Tony Douglas, chief executive officer of Etihad Airways
Tony Douglas, chief executive officer of Etihad Airways Image Credit: Bloomberg

Etihad started its sustainable journey with the Boeing 787 Dreamliner, which it calls the Greenliner. And now the A350 will add more muscle to its carbon reduction ambitions.

Not only does the new Airbus consume less fuel, it has better seat load capacity as well.

“The Greenliner and the A350 are an opportunity for businesses who have ideas on how they can make aviation sustainable,” Tony Douglas, Group CEO, Etihad Aviation Group, said.

They will form the backbone of the Etihad fleet going forward, he added.

Douglas said the Greenliner was 72 per cent more efficient when it flew directly from London Heathrow to Abu Dhabi in October 2021, compared to the A380 aircraft, thanks to the use of sustainable aviation fuel and a direct, streamlined route that got aviation authorities across governments into action.

“Airlines alone play a small part in this entire commitment,” Douglas said. “The Greenliner used 38 per cent sustainable aviation fuel, and that’s because the 50 per cent sustainable fuel that Etihad wanted wasn’t available. More than that, it has two engines, while the A380 has four. That’s a significant emission cut right there.”

Sustainable aviation fuel is also three to five times more expensive than regular furl, Douglas said, which adds to the cost of operating such flights.

By involving the concerned governments and aviation authorities as well as service providers who studied air pressure and weather patterns in its detailed route planning, the Dreamliner was able to cut travel time between London to Abu Dhabi by 40 minutes, thereby saving six tonnes of carbon dioxide.

“The contrails look pretty in the sky on a cold day, but they are not at all good. Our job is to minimise those.”

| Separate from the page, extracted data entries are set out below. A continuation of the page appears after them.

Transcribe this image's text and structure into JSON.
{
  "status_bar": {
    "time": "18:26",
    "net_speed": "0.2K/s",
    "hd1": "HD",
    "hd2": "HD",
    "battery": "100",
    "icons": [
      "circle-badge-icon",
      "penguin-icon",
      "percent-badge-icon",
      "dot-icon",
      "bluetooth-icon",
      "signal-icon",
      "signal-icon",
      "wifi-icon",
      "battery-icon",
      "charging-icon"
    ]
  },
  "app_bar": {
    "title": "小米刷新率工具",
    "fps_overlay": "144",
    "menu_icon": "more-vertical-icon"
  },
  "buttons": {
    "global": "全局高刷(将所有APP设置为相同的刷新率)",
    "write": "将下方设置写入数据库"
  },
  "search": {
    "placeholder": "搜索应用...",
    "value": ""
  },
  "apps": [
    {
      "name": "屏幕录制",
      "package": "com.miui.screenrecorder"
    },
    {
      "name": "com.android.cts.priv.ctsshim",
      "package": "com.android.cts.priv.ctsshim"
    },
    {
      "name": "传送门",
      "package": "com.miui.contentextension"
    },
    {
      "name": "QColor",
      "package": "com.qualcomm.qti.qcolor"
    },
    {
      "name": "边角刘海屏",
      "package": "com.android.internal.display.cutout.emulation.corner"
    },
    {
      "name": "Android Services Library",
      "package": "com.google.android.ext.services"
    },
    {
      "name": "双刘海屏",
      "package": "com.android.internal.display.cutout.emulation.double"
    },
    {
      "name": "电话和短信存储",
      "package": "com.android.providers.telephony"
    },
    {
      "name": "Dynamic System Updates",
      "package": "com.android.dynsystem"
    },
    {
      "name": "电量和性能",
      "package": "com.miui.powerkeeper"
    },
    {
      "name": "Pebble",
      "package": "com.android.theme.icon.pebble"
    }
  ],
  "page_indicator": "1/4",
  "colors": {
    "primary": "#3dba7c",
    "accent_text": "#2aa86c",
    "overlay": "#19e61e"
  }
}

However, Douglas says it may take some time before this becomes standard across the industry.

“At the moment, sustainable fuel is expensive and there’s not enough infrastructure to make it a part of everyday flying. Coordinated airspaces, too, are not always possible. These challenges need to be worked out first.”

New routes

Etihad has commitments on 12 A350-1000s with options on further eight, Douglas said, and these will be deployed in shorter routes such as Delhi and Mumbai, and then to North American cities such as Chicago and New York. Later on, markets such as Australia and North West Europe may also be included.

Douglas says connecting US and India with the A350s will make travel convenient for Indians holding US Green Card, since Abu Dhabi airport has US pre-customs clearance facility.

No first-class configuration

The A350 will not have a first class configuration, and will only have economy and business class.

“It’s very difficult to make a profitable first-class in this day and age given the way ticket prices are. The amount of space the first-class product consumes is not economical. Business class is the way forward. It’s efficient in the way space is used, it gives all of the comforts and functionality of what was our previous generation first class. It’s commercially and environmentally sustainable,” the CEO said.

“Going forward we will see a product offering that includes an enhanced business class and an improved economy class.”